Ordinarily fines go to court and they are means-tested, meaning the recipient’s ability to pay is taken into account.
Now people found in serious breach of coronavirus restrictions will be given a court summons that will be able to test someone’s means and issue fines accordingly.
Labour’s West Midlands regional police and crime commissioner David Jamieson said the move is a ‘deeply embarrassing situation and I think has in some way actually undermined some of the work our excellent officers are doing’.
He has now written to policing minister Kit Malthouse for a ‘rapid response’, claiming the Government had failed to provide the police with ‘workable Covid legislation’.
Explaining the decision, West Midlands chief constable David Thompson, who is also vice-chairman of NPCC, said: ‘I think it’s unfortunate. It is unhelpful this issue has arisen, but actually there is still legislation.
‘The point I would make to the public is we will carry on enforcing this area of the law. The difference is it won’t be a ticket, it will be through a summons.’
Nottinghamshire’s Labour police and crime commissioner, Paddy Tipping, echoed Mr Jamieson’s feelings and said he was ‘surprised at the guidance from the NPCC’ having received a written commendation from Home Secretary Priti Patel for being the first force to issue a super-fine.
Mr Thompson said: ‘The issue is – last week – the fixed penalty notice was suspended and that is because of the debate over the means by which the person can meet the cost of that fine would normally be assessed by a court.
‘The level (of fine) is so high there is a concern emerging that actually levying through a fixed penalty is problematic.
‘So the force has moved to a position where we will report people for a summons for this particular offence and they’ll go to court through that route.’
He added that the force had employed a ‘very tight policy’ around issuing the super-fines ‘because we have been very conscious a £10,000 levied fine is substantial’.
‘We have never issued tickets where we don’t have a considerable amount of evidence,’ he added.
Mr Jamieson asked what the situation was for those fined who had already paid asking ‘if they will be getting a rebate’ or ‘go to court retrospectively’ and those who had not yet paid but the chief constable was unable to answer.
The commissioner said: ‘The fact we were enthusiastic about helping the Government in enforcing the Covid legislation I have to say for myself – and I have been supporting it as well – is deeply embarrassing now that we have found that the legislation has been found wanting.
‘It hasn’t been properly thought-through.
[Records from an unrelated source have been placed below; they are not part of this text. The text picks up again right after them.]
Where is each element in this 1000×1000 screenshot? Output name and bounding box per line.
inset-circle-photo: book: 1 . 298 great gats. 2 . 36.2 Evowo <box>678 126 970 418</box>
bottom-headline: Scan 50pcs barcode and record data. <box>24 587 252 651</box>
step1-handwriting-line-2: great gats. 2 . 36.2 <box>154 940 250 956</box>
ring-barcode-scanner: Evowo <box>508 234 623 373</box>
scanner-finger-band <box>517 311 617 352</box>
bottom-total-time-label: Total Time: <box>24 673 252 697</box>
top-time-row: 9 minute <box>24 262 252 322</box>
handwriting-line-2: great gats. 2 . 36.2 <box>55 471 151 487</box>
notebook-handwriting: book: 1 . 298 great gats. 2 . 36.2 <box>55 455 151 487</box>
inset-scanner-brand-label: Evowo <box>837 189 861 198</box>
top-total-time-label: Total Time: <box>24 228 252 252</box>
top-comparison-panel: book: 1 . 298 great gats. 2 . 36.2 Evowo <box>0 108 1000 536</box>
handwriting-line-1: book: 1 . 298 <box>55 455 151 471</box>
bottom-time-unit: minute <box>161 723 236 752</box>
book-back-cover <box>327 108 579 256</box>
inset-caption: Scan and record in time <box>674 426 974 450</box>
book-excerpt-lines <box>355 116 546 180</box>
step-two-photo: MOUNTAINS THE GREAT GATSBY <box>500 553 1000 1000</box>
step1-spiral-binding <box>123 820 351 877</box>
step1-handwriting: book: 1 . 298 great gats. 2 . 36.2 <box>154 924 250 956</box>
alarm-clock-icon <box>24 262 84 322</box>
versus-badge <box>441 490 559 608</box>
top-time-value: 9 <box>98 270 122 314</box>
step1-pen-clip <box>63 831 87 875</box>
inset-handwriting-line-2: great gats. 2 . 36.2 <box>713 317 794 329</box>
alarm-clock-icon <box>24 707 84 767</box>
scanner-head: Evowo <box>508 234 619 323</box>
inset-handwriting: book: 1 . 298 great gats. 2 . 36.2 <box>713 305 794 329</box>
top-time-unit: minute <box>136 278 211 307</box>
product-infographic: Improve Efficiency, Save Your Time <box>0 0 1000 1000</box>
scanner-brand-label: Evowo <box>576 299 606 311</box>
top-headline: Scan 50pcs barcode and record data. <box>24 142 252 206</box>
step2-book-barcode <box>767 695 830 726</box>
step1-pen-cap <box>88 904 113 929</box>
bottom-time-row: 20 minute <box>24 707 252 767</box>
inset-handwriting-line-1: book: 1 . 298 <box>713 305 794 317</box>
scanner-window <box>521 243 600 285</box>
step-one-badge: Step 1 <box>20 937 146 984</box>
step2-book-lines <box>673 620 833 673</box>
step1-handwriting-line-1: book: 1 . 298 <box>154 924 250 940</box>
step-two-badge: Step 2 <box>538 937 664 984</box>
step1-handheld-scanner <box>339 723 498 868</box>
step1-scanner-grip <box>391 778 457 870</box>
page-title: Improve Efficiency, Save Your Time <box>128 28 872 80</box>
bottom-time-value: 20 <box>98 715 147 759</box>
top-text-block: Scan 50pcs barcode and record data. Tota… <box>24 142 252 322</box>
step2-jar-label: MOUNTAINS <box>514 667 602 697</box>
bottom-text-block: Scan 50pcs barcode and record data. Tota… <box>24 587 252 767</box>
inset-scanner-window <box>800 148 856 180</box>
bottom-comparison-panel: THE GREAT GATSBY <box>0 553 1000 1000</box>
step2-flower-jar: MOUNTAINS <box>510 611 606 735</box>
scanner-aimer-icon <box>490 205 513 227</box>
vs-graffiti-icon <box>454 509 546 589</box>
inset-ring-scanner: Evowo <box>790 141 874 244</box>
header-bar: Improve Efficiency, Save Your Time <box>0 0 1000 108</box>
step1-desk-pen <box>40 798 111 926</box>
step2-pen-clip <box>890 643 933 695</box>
It has led to what I consider to be a deeply embarrassing situation and I think has in some way actually undermined some of the work our excellent officers are doing.
‘I have written to the policing minister expressing my extreme anger this legislation wasn’t properly thought-through and led us into the position we were in today.’
The NPCC and the Home Office have both been approached for comment.